第144話 ばか! ちゃんと飯食えっ!
「それともう一つ」
そんなティティに、ブルコワは静かに切り出した。
なんだろうか。すごい、マジな顔してる。
「其方の憂いを晴らして、心置きなく旅立ってもらう為、少しおせっかいをした」
「えっ?」
「植物スライム駆除の初日、お主が弟の処遇を憂いていただろう」
「はい」
それが何か問題があったのかな。
「わしはティティの親について、暴言を吐いてしまっただろう? それで、余計に気になってしまってな。少し、調べさせた」
「えっ!?」
な、なんだって?! どういう事?!
「其方の弟、ノアと言ったか、姉の其方がいなくなった後に、徐々に食事をしなくなったらしい。だが、其方の父親はそのまま放置しろと家族に命令しておったようで、大層衰弱してしまっていた」
「ええ!! すぐに助けに行かないと!」
ティティは即座に立ち上がった。
あのくそ親父が! ティティだけじゃなくて、弟まで殺そうってか!?
「落ち着け。大丈夫だ。
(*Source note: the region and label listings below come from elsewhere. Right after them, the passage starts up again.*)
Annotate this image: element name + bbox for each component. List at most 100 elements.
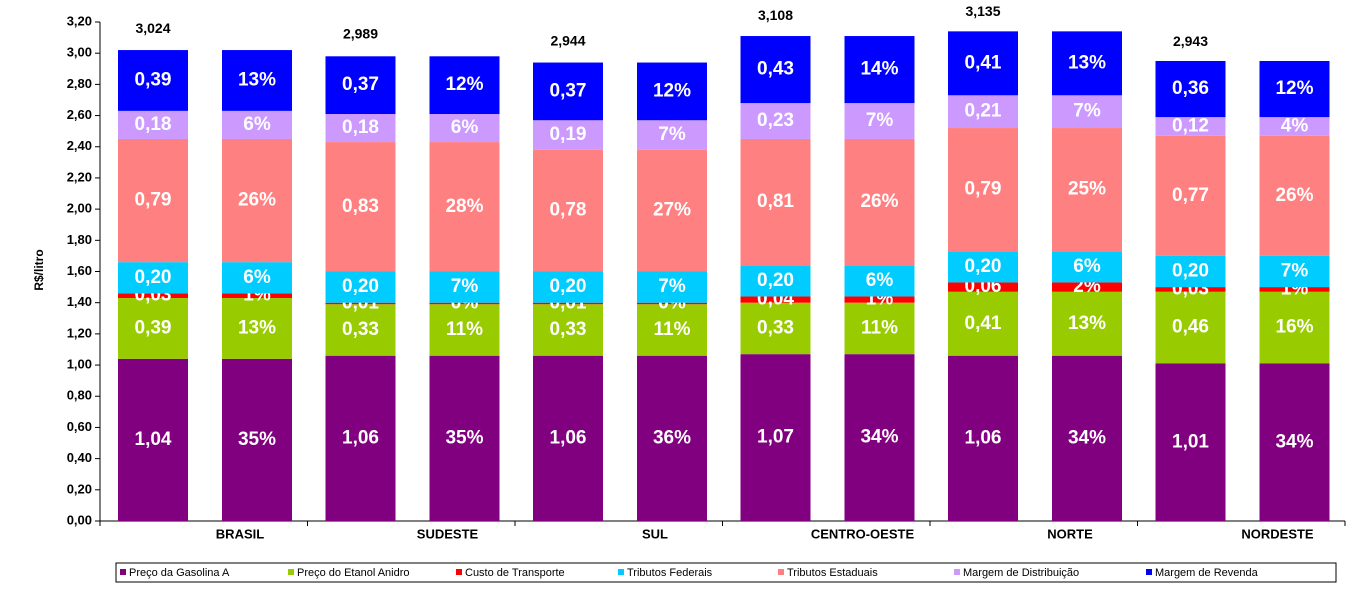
y-tick-label: 2,20 (67, 169, 92, 184)
legend-label: Custo de Transporte (465, 567, 565, 579)
value-label: 0,20 (1172, 261, 1209, 282)
x-tick-label: SUL (642, 526, 668, 541)
value-segment (948, 355, 1018, 521)
share-segment (1052, 95, 1122, 129)
y-tick-label: 0,80 (67, 388, 92, 403)
value-label: 0,23 (757, 110, 794, 131)
value-label: 0,33 (550, 319, 587, 340)
value-label: 0,12 (1172, 115, 1209, 136)
value-segment (533, 271, 603, 303)
share-label: 6% (243, 114, 271, 135)
share-segment (844, 354, 915, 521)
value-label: 0,36 (1172, 78, 1209, 99)
value-label: 0,41 (965, 52, 1002, 73)
legend-label: Margem de Distribuição (963, 567, 1079, 579)
value-label: 1,06 (342, 427, 379, 448)
share-segment (844, 103, 915, 139)
share-segment (1052, 355, 1122, 521)
x-tick-label: SUDESTE (417, 526, 479, 541)
y-tick-label: 3,20 (67, 13, 92, 28)
y-tick-label: 0,60 (67, 419, 92, 434)
share-label: 35% (238, 429, 276, 450)
value-segment (740, 36, 811, 104)
legend-label: Preço do Etanol Anidro (297, 567, 410, 579)
value-segment (948, 95, 1018, 129)
share-segment (1052, 128, 1122, 252)
value-label: 0,33 (757, 317, 794, 338)
value-segment (118, 293, 188, 299)
x-tick-label: BRASIL (216, 526, 264, 541)
share-segment (1052, 282, 1122, 292)
legend-label: Tributos Estaduais (787, 567, 878, 579)
share-label: 6% (243, 267, 271, 288)
legend-box (115, 562, 1337, 583)
share-label: 36% (653, 427, 691, 448)
share-segment (429, 355, 500, 521)
value-segment (948, 31, 1018, 96)
value-label: 0,39 (135, 317, 172, 338)
value-label: 0,79 (965, 179, 1002, 200)
share-segment (1259, 60, 1330, 118)
share-label: 7% (658, 276, 686, 297)
share-segment (637, 302, 707, 305)
x-tick-label: NORTE (1047, 526, 1093, 541)
share-segment (844, 265, 915, 297)
value-label: 0,81 (757, 191, 794, 212)
value-label: 1,01 (1172, 431, 1209, 452)
value-segment (325, 302, 396, 305)
share-segment (222, 262, 292, 294)
value-label: 1,04 (135, 429, 172, 450)
share-label: 6% (451, 117, 479, 138)
share-label: 25% (1068, 179, 1106, 200)
legend-label: Preço da Gasolina A (129, 567, 230, 579)
share-segment (1259, 287, 1330, 292)
value-segment (325, 114, 396, 143)
value-segment (1155, 255, 1226, 288)
value-label: 0,37 (550, 80, 587, 101)
share-segment (1259, 255, 1330, 288)
share-segment (429, 142, 500, 272)
legend-swatch (778, 569, 784, 575)
value-segment (533, 302, 603, 305)
legend-swatch (954, 569, 960, 575)
value-segment (118, 358, 188, 521)
share-segment (637, 149, 707, 272)
y-tick-label: 1,80 (67, 232, 92, 247)
share-segment (1052, 251, 1122, 283)
y-axis-label: R$/litro (32, 249, 46, 290)
share-label: 34% (1068, 427, 1106, 448)
share-segment (1052, 291, 1122, 356)
total-label: 3,024 (135, 20, 170, 36)
total-label: 2,944 (550, 33, 585, 49)
y-tick-label: 2,80 (67, 76, 92, 91)
value-segment (740, 302, 811, 355)
legend-label: Tributos Federais (627, 567, 713, 579)
y-tick-label: 1,20 (67, 325, 92, 340)
value-label: 0,33 (342, 319, 379, 340)
legend-swatch (1146, 569, 1152, 575)
value-label: 0,37 (342, 74, 379, 95)
share-label: 34% (1275, 431, 1313, 452)
legend-label: Margem de Revenda (1155, 567, 1259, 579)
value-label: 0,39 (135, 69, 172, 90)
y-tick-label: 2,40 (67, 138, 92, 153)
share-label: 7% (1281, 261, 1309, 282)
value-label: 1,07 (757, 427, 794, 448)
value-label: 0,20 (342, 276, 379, 297)
value-segment (740, 354, 811, 521)
value-segment (118, 110, 188, 139)
share-segment (637, 120, 707, 150)
y-tick-label: 3,00 (67, 45, 92, 60)
share-segment (637, 62, 707, 121)
value-segment (325, 271, 396, 303)
share-label: 11% (654, 319, 691, 340)
share-segment (637, 355, 707, 521)
value-segment (740, 103, 811, 139)
share-label: 13% (238, 317, 276, 338)
share-label: 27% (653, 200, 691, 221)
value-segment (325, 56, 396, 115)
value-segment (533, 355, 603, 521)
share-segment (844, 138, 915, 266)
share-segment (222, 138, 292, 263)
其方の父親に幾ばくかの金を握らせ、こちらで保護する旨の書面に署名をさせて引き取って来た」
「あ、ありがとうございます」
ほっとして、膝から力が抜け、ソファにどさりと座る。
あの親父、字が書けたのか。自分の名前だけか。
んなことはどうでもいい。まずは弟だ。
「あの! それで! 弟は今どこに?!」
「ここにおるぞ」
ブルコワが片手で合図を送ると、ドアからメイドに抱かれた弟が入って来た。
「ノア!」
「ねえね!」
弟が短い腕を目一杯伸ばし、求めてくる。
「昨日はあまりに衰弱していたので、会わせる事ができなかった。其方の弟にも明日には姉に合わせる故、食事をとるように言い聞かせ、ミルク粥をとらせた。それで少し回復した」
「ねえね! ねえね!」
ブルコワが説明してくれているが、それどころではない。
腕に収まった弟のあまりの細さに愕然となる。
この半月足らずで、なぜこんなにやつれてしまったのか。
「ばか! なんで、ご飯食べないんだよ!」
「だって、ねえねがいない」
金の瞳に涙をいっぱい溜めて訴える。
「私がいなくても飯は食え!」
「だって、だって、さみしくて、のどがぎゅってなっちゃ」
「無理してでも食わなきゃだめだ! わかったか!」
「うええええん! ねえね! こわい~!!」
そう言いつつも、ティティの胸に必死にしがみつく。もう離れないとばかりに。
この子はティティに不思議なほどに懐いていた。母親よりも。
まさかこれほどだったとは。
これは置いて行けない。
泣き続けるノアをあやしながら、ブルコワに頭を下げた。
「弟を救ってくださり、ありがとうございました」
「いや、ティティの役に立ててよかった。これで、わしの不用意な発言は許してくれるか?」
「はい、もちろんです」
いや、ほんと、これでチャラで!
元々私はそれほど怒りは持続しないのだ。
ずっと恨めしく思っていたら、身体と心に悪いしな。
ちょっとひっかかってはいたけど、これで本当チャラだ。
「あの、弟は私が連れて行ってもよいのですか?」
救ってもらってなんだが、金で解決したのは、少し複雑だ。
あの親、これで味をしめて、今後子供を売り飛ばさないといいが。
「ああ、そのつもりで引き取って来たのだ。それに今の状態から引き離すのは無理だろうて」
確かに。ノアは、引っ付き虫のようにびったりとティティにくっついたままだ。
「其方の家族の動向はわしが見て置く。心配するな。いい意味でも悪い意味でもな」
あ、領主さん、私の心配は見越しているみたいだ。
ありがたい。
「重ね重ね、ご面倒お掛け致します」
本当はお貴族様に貸しを作るようで、すっごい嫌だが、せっかくなので甘えておく。
くそ親父はどうでもいいが、やはり母親と兄弟は心配だからな。
かといって、私がずっと見守れないしね。
私もそこまで人間できてないからさ。